Pasaron algunos años y la Facultad, junto con sus egresados, comenzó a dar los primeros frutos a la sociedad. En 1887, por ejemplo, los primeros exalumnos lideraron la fundación de la Sociedad Colombiana de Ingenieros, que hoy en día sigue siendo una de las agremiaciones académicas más importantes del país. 

Cuatro años después culminó sus estudios en esta facultad Julio Garavito Armero quien, junto con Francisco José de Caldas, ha sido uno de los científicos más importantes de la historia de Colombia. Entre sus logros está haber hecho cálculos sobre las fluctuaciones lunares y su influencia sobre el clima, las corrientes hídricas y los hielos polares, además de haber precisado la latitud de Bogotá.

Ya entrado el siglo XX, los egresados de esta Facultad fueron fundamentales en el desarrollo de la infraestructura de la Nación. Algunos se destacaron en la construcción de los ferrocarriles y otros trabajaron en importantes edificaciones, como el actual edificio de la Biblioteca Nacional, en Bogotá, el cual fue diseñado por el exalumno Alberto Wills Ferro.

Sin lugar a dudas, los desafíos que hoy nos presenta el mundo son distintos a los que enfrentaron la facultad y los egresados de los siglos XIX y XX. De acuerdo con las Naciones Unidas, actualmente la humanidad afronta serios retos como el acceso al agua potable, el desarrollo de infraestructura de saneamiento, la alimentación de la población, el cambio climático, el desarrollo y uso de la energía, la inteligencia artificial, la seguridad en internet y los macrodatos, entre otros.

La complejidad de estos desafíos requiere que los ingenieros del siglo XXI desarrollen soluciones científicas sólidas (como lo hicieron los expertos de los siglos XIX y XX), pero que además lo hagan bajo criterios de empatía, humanidad y justicia.

Dicha necesidad invita a las distintas facultades de ingeniería a formar profesionales que no solo se destaquen por sus conocimientos y pericia técnica, sino que también lo hagan por sus capacidades de trabajo en equipo, comunicación, pensamiento crítico, interdisciplinariedad y creatividad.
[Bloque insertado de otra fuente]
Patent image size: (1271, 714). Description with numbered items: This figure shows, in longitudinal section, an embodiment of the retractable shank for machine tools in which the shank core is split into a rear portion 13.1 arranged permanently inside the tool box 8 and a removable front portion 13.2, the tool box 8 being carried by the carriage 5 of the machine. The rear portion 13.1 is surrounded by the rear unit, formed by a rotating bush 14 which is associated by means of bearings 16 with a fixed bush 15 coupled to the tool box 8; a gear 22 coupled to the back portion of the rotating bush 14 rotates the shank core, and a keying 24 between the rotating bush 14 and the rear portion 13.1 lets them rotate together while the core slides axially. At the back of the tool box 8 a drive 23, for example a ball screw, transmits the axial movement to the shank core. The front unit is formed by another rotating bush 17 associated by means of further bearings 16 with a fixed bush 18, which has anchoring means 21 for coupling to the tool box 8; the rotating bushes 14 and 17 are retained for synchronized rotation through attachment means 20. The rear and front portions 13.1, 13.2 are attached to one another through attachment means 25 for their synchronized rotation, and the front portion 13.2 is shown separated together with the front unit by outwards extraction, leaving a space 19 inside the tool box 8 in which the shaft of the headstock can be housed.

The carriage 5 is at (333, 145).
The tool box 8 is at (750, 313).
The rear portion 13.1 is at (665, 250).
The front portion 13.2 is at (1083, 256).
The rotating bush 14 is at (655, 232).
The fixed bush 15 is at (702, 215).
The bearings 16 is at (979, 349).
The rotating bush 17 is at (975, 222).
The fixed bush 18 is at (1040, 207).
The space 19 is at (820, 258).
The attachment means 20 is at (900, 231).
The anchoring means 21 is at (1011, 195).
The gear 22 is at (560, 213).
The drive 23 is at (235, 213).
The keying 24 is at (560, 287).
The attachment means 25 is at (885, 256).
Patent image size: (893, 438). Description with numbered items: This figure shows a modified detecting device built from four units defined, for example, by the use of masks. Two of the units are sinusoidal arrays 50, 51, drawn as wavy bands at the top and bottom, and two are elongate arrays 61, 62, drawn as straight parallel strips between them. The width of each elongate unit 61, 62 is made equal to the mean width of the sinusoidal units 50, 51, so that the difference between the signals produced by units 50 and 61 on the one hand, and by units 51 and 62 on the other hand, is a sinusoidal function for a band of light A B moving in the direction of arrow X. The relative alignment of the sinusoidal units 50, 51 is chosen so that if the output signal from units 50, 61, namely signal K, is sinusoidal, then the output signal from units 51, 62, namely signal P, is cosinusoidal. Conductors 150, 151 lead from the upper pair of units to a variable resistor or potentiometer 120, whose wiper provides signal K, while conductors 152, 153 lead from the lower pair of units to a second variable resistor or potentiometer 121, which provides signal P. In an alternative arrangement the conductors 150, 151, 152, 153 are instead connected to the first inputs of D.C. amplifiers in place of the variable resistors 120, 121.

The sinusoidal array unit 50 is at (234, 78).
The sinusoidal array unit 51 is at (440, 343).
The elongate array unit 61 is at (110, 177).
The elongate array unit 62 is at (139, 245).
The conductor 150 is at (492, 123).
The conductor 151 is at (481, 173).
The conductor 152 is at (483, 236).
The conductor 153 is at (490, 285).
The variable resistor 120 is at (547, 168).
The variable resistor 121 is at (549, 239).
Para lograr ello, las distintas facultades de ingeniería (y las diversas áreas del saber) debemos recordar que los desafíos sociales no son áreas exclusivas de un determinado campo de conocimiento. Por el contrario, los distintos retos requieren abordajes humanos e integrales que se construyen a través de diálogos fluidos entre las ciencias sociales, las ciencias naturales, la ingeniería, las artes, la medicina y las diversas disciplinas y saberes.

Con el fin de tender esos puentes, la Facultad de Ingeniería inauguró, en el primer semestre de 2026, la “Ruta Curricular del Agua”, en la cual los estudiantes se forman sobre el recurso hídrico desde distintas aristas. En dicha ruta participan, junto con Ingeniería, las facultades de Ciencias, Ciencias Económicas y Ciencias Humanas de la Universidad Nacional de Colombia.

Esta experiencia académica ha generado un diálogo de disciplinas que ha dejado satisfacciones y enseñanzas a los estudiantes, profesores y a la sociedad en general. Sin embargo, la dimensión de los retos actuales demanda la creación de otras rutas similares en temas como la inteligencia artificial, la ciencia de datos, la transición energética y la seguridad alimentaria, entre otros.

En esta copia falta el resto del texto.